Two classes of ODE models with switch-like behavior

TL;DR

This paper introduces two classes of Lipschitz-continuous ODE models to study when they are consistent with Boolean models, highlighting conditions like time scale separation that influence qualitative agreement.

Contribution

The paper proposes two new classes of ODE models with switch-like behavior and analyzes conditions for their consistency with Boolean models, extending beyond Glass networks.

Findings

Consistency is linked to time scale separation in one model class.

Sufficient conditions for model agreement are identified.

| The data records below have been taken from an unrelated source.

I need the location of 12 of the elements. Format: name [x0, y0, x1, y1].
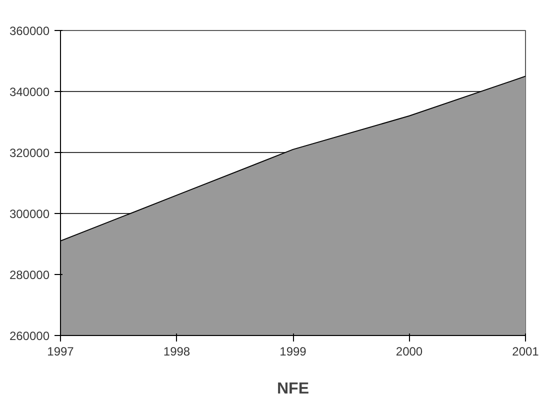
y-tick-label: 340000	[9, 85, 50, 99]
y-tick-label: 280000	[9, 268, 50, 282]
x-tick-label: 1999	[280, 344, 307, 358]
x-tick-label: 1997	[47, 344, 74, 358]
y-tick-label: 300000	[9, 207, 50, 221]
x-tick-label: 2001	[512, 344, 540, 358]
y-tick-label: 360000	[9, 24, 50, 38]
text: NFE	[277, 380, 310, 398]
y-tick-label: 320000	[9, 146, 50, 160]
x-tick-label: 2000	[396, 344, 423, 358]
x-tick-label: 1998	[163, 344, 190, 358]
y-tick-label: 260000	[9, 329, 50, 343]
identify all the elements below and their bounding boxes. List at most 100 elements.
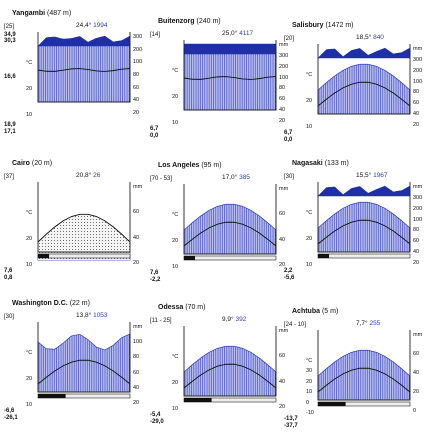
precipitation-tick: 60 bbox=[133, 369, 140, 376]
annual-precipitation: 385 bbox=[239, 174, 250, 181]
temperature-curve bbox=[183, 76, 277, 80]
extreme-value: 17,1 bbox=[4, 129, 16, 135]
climate-plot bbox=[183, 184, 277, 261]
precipitation-tick: mm bbox=[133, 184, 143, 190]
climate-diagram: Cairo (20 m) [37] 20,8° 26 7,6 0,8 °C 20 10 mm 60… bbox=[4, 160, 143, 285]
precipitation-tick: 40 bbox=[413, 249, 420, 256]
perhumid-area bbox=[317, 47, 411, 59]
station-name: Salisbury bbox=[292, 22, 324, 29]
extreme-value: -13,7 bbox=[284, 416, 298, 422]
record-years: [14] bbox=[150, 32, 161, 38]
mean-temperature: 13,8° bbox=[76, 312, 92, 319]
precipitation-tick: 40 bbox=[133, 97, 140, 104]
record-years: [24 - 10] bbox=[284, 322, 307, 328]
precipitation-tick: 100 bbox=[133, 59, 143, 66]
plot-axes bbox=[317, 44, 411, 115]
annual-precipitation: 1994 bbox=[93, 22, 108, 29]
climate-diagram: Yangambi (487 m) [25] 24,4° 1994 34,9 30,3 16… bbox=[4, 10, 143, 135]
annual-precipitation: 4117 bbox=[239, 30, 254, 37]
perhumid-area bbox=[317, 185, 411, 197]
mean-temperature: 9,9° bbox=[222, 316, 234, 323]
precipitation-tick: 80 bbox=[133, 72, 140, 78]
temperature-tick: °C bbox=[306, 210, 313, 216]
precipitation-tick: 100 bbox=[413, 216, 423, 223]
precipitation-tick: 300 bbox=[413, 194, 423, 201]
precipitation-tick: 200 bbox=[413, 205, 423, 212]
precipitation-area bbox=[183, 345, 277, 397]
annual-means: 15,5° 1967 bbox=[356, 172, 388, 179]
climate-diagram: Salisbury (1472 m) [20] 18,5° 840 6,7 0,0 °C 2… bbox=[284, 22, 422, 147]
precipitation-tick: 40 bbox=[413, 111, 420, 118]
temperature-tick: 10 bbox=[306, 262, 313, 268]
record-years: [20] bbox=[284, 36, 295, 42]
climate-diagram: Los Angeles (95 m) [70 - 53] 17,0° 385 7,6-… bbox=[150, 162, 288, 287]
station-title: Cairo (20 m) bbox=[12, 160, 52, 167]
station-elevation: (5 m) bbox=[321, 308, 339, 315]
climate-diagram: Achtuba (5 m) [24 - 10] 7,7° 255 -13,7 -37,7… bbox=[284, 308, 422, 433]
climate-plot bbox=[37, 182, 131, 261]
temperature-curve bbox=[37, 359, 131, 385]
station-name: Washington D.C. bbox=[12, 300, 68, 307]
frost-bar bbox=[183, 255, 277, 261]
station-name: Nagasaki bbox=[292, 160, 323, 167]
mean-temperature: 20,8° bbox=[76, 172, 92, 179]
record-years: [11 - 25] bbox=[150, 318, 172, 324]
annual-means: 25,0° 4117 bbox=[222, 30, 253, 37]
mean-temperature: 25,0° bbox=[222, 30, 238, 37]
precipitation-tick: 40 bbox=[413, 370, 420, 376]
temperature-tick: °C bbox=[26, 60, 33, 66]
station-elevation: (240 m) bbox=[196, 18, 221, 25]
precipitation-tick: 40 bbox=[279, 107, 286, 114]
station-title: Nagasaki (133 m) bbox=[292, 160, 349, 167]
annual-means: 18,5° 840 bbox=[356, 34, 384, 41]
station-elevation: (133 m) bbox=[324, 160, 349, 167]
temperature-tick: 10 bbox=[172, 406, 179, 412]
climate-diagram: Nagasaki (133 m) [30] 15,5° 1967 2,2 -5,6 °C 2… bbox=[284, 160, 423, 285]
precipitation-area bbox=[317, 63, 411, 115]
extreme-value: 6,7 bbox=[284, 130, 293, 136]
extreme-value: 18,9 bbox=[4, 122, 16, 128]
precipitation-tick: 200 bbox=[133, 46, 143, 53]
mean-temperature: 24,4° bbox=[76, 22, 92, 29]
temperature-curve bbox=[37, 213, 131, 243]
mean-temperature: 17,0° bbox=[222, 174, 238, 181]
extreme-value: 2,2 bbox=[284, 268, 293, 274]
precipitation-tick: 60 bbox=[133, 84, 140, 91]
temperature-tick: 20 bbox=[306, 236, 313, 242]
frost-period bbox=[184, 398, 212, 402]
mean-temperature: 18,5° bbox=[356, 34, 372, 41]
temperature-tick: 30 bbox=[306, 368, 313, 375]
extreme-value: -6,6 bbox=[4, 408, 15, 414]
temperature-curve bbox=[317, 219, 411, 245]
temperature-tick: 0 bbox=[306, 399, 310, 406]
station-elevation: (1472 m) bbox=[325, 22, 354, 29]
station-title: Los Angeles (95 m) bbox=[158, 162, 222, 169]
plot-axes bbox=[37, 322, 131, 393]
plot-axes bbox=[317, 182, 411, 253]
plot-axes bbox=[37, 182, 131, 253]
station-title: Salisbury (1472 m) bbox=[292, 22, 353, 29]
mean-temperature: 15,5° bbox=[356, 172, 372, 179]
precipitation-tick: 200 bbox=[279, 63, 289, 70]
temperature-curve bbox=[183, 221, 277, 247]
precipitation-tick: mm bbox=[279, 328, 289, 334]
precipitation-tick: mm bbox=[279, 42, 289, 48]
extreme-value: 34,9 bbox=[4, 32, 16, 38]
station-title: Washington D.C. (22 m) bbox=[12, 300, 90, 307]
precipitation-tick: 80 bbox=[279, 85, 286, 92]
station-elevation: (487 m) bbox=[47, 10, 72, 17]
precipitation-area bbox=[317, 201, 411, 253]
record-years: [30] bbox=[284, 174, 295, 180]
precipitation-tick: 0 bbox=[413, 408, 417, 414]
temperature-tick: 10 bbox=[172, 120, 179, 126]
precipitation-tick: 300 bbox=[133, 34, 143, 40]
precipitation-tick: 20 bbox=[413, 122, 420, 128]
precipitation-tick: 20 bbox=[133, 400, 140, 406]
mean-temperature: 7,7° bbox=[356, 320, 368, 327]
climate-diagram: Washington D.C. (22 m) [30] 13,8° 1053 -6,6… bbox=[4, 300, 143, 425]
temperature-tick: °C bbox=[172, 354, 179, 360]
precipitation-tick: 40 bbox=[279, 378, 286, 385]
frost-period bbox=[318, 254, 330, 258]
extreme-value: -29,0 bbox=[150, 419, 164, 425]
precipitation-tick: 100 bbox=[133, 339, 143, 346]
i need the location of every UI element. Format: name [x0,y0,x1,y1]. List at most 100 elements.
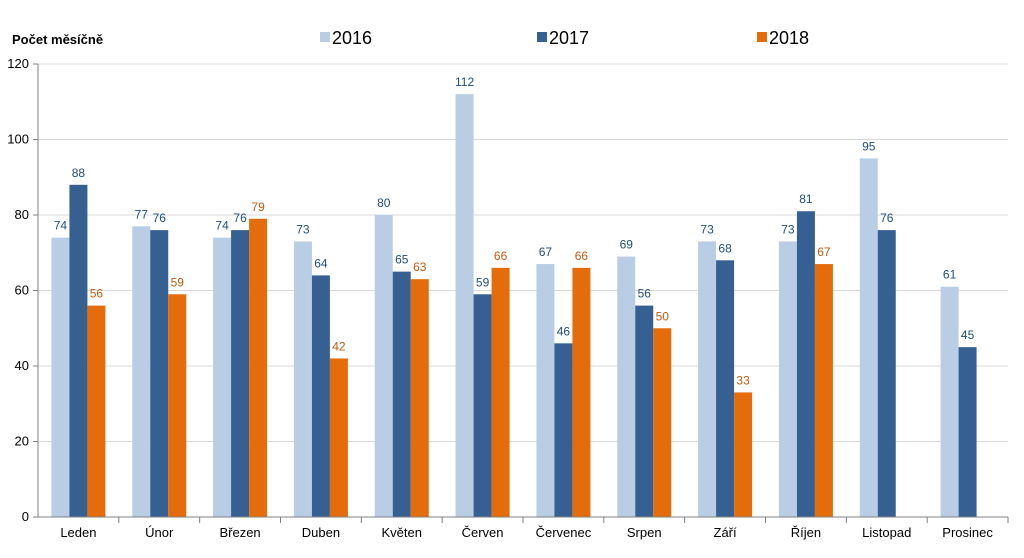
bar-2018-Říjen [814,264,833,517]
legend-label-2017: 2017 [549,28,589,48]
bar-2017-Říjen [796,211,815,517]
data-label: 67 [539,245,553,259]
data-label: 68 [718,241,732,255]
legend-swatch-2017 [537,32,547,42]
legend-label-2016: 2016 [332,28,372,48]
data-label: 42 [332,339,346,353]
data-label: 66 [494,249,508,263]
data-label: 73 [296,222,310,236]
data-label: 74 [54,219,68,233]
bar-2017-Leden [69,184,88,518]
data-labels: 74 88 56 77 76 59 74 76 79 73 64 42 80 65 63 112 59 66 67 4… [54,75,975,387]
data-label: 69 [620,238,634,252]
bar-2016-Srpen [617,256,636,517]
bar-2017-Květen [392,271,411,517]
bar-2018-Září [734,392,753,517]
data-label: 112 [455,75,474,89]
data-label: 33 [736,373,750,387]
data-label: 65 [395,253,409,267]
x-tick-label: Červenec [536,525,592,540]
data-label: 76 [153,211,167,225]
data-label: 56 [90,287,104,301]
x-tick-label: Říjen [791,525,821,540]
bar-2016-Listopad [859,158,878,517]
data-label: 73 [781,222,795,236]
x-axis: Leden Únor Březen Duben Květen Červen Červenec… [38,516,1009,540]
bar-2017-Září [716,260,735,517]
bar-2016-Červenec [536,264,555,517]
data-label: 61 [943,268,957,282]
data-label: 95 [862,139,876,153]
bar-2016-Duben [293,241,312,518]
bar-2017-Březen [231,230,250,517]
bar-2017-Červenec [554,343,573,517]
bar-2016-Červen [455,94,474,517]
legend-swatch-2018 [757,32,767,42]
data-label: 81 [799,192,813,206]
data-label: 76 [880,211,894,225]
bar-2018-Červenec [572,267,591,517]
bar-2018-Srpen [653,328,672,517]
bar-2017-Srpen [635,305,654,517]
bar-2017-Únor [150,230,169,517]
bar-2017-Duben [311,275,330,517]
gridlines [38,63,1008,442]
bar-2018-Leden [87,305,106,517]
data-label: 59 [171,275,185,289]
bar-2017-Prosinec [958,347,977,517]
bar-2017-Červen [473,294,492,517]
x-tick-label: Duben [302,525,340,540]
y-tick-label: 20 [15,434,29,449]
y-tick-label: 100 [7,132,29,147]
y-tick-label: 0 [22,509,29,524]
bar-2016-Únor [132,226,151,517]
bar-2016-Květen [374,215,393,517]
data-label: 80 [377,196,391,210]
y-tick-label: 80 [15,207,29,222]
bar-2016-Březen [213,237,232,517]
legend-swatch-2016 [320,32,330,42]
bar-2017-Listopad [877,230,896,517]
x-tick-label: Únor [145,525,174,540]
x-tick-label: Leden [60,525,96,540]
data-label: 59 [476,275,490,289]
bar-2018-Únor [168,294,187,517]
y-tick-label: 60 [15,283,29,298]
legend: 2016 2017 2018 [320,28,809,48]
x-tick-label: Březen [219,525,260,540]
legend-label-2018: 2018 [769,28,809,48]
y-tick-label: 40 [15,358,29,373]
data-label: 74 [215,219,229,233]
data-label: 64 [314,256,328,270]
data-label: 73 [700,222,714,236]
data-label: 50 [656,309,670,323]
bar-2018-Duben [329,358,348,517]
y-tick-label: 120 [7,56,29,71]
data-label: 63 [413,260,427,274]
x-tick-label: Prosinec [942,525,993,540]
data-label: 88 [72,166,86,180]
data-label: 66 [575,249,589,263]
data-label: 79 [251,200,265,214]
data-label: 56 [638,287,652,301]
x-tick-label: Září [714,525,738,540]
data-label: 46 [557,324,571,338]
x-tick-label: Srpen [627,525,662,540]
bar-2016-Říjen [778,241,797,518]
data-label: 67 [817,245,831,259]
bar-2016-Prosinec [940,286,959,517]
bars [51,94,977,518]
bar-2016-Září [698,241,717,518]
bar-2018-Červen [491,267,510,517]
x-tick-label: Červen [462,525,504,540]
y-axis-title: Počet měsíčně [12,32,103,47]
bar-2018-Květen [410,279,429,517]
bar-2016-Leden [51,237,70,517]
data-label: 77 [135,207,149,221]
data-label: 45 [961,328,975,342]
bar-2018-Březen [249,218,268,517]
x-tick-label: Listopad [862,525,911,540]
x-tick-label: Květen [382,525,422,540]
data-label: 76 [233,211,247,225]
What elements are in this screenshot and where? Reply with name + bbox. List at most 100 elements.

Structural properties influence ODE-Boolean model consistency.

Abstract

In cases where the same real-world system can be modeled both by an ODE system $\bD$ and a Boolean system $\bB$ it is of interest to identify conditions under which the two systems will be consistent, that is, will make qualitatively equivalent predictions. In this note we introduce two broad classes of relatively simple models that provide a convenient framework for studying such questions. In contrast to the widely known class of Glass networks, the right-hand sides of our ODEs are Lipschitz-continuous. We prove that under suitable assumptions about $\bB$ consistency between $\bD$ and $\bB$ will be implied by sufficient separation of time scales in one class of our models while it may fail in the other class. These results appear to point to more general structure properties that favor consistency between ODE and Boolean models.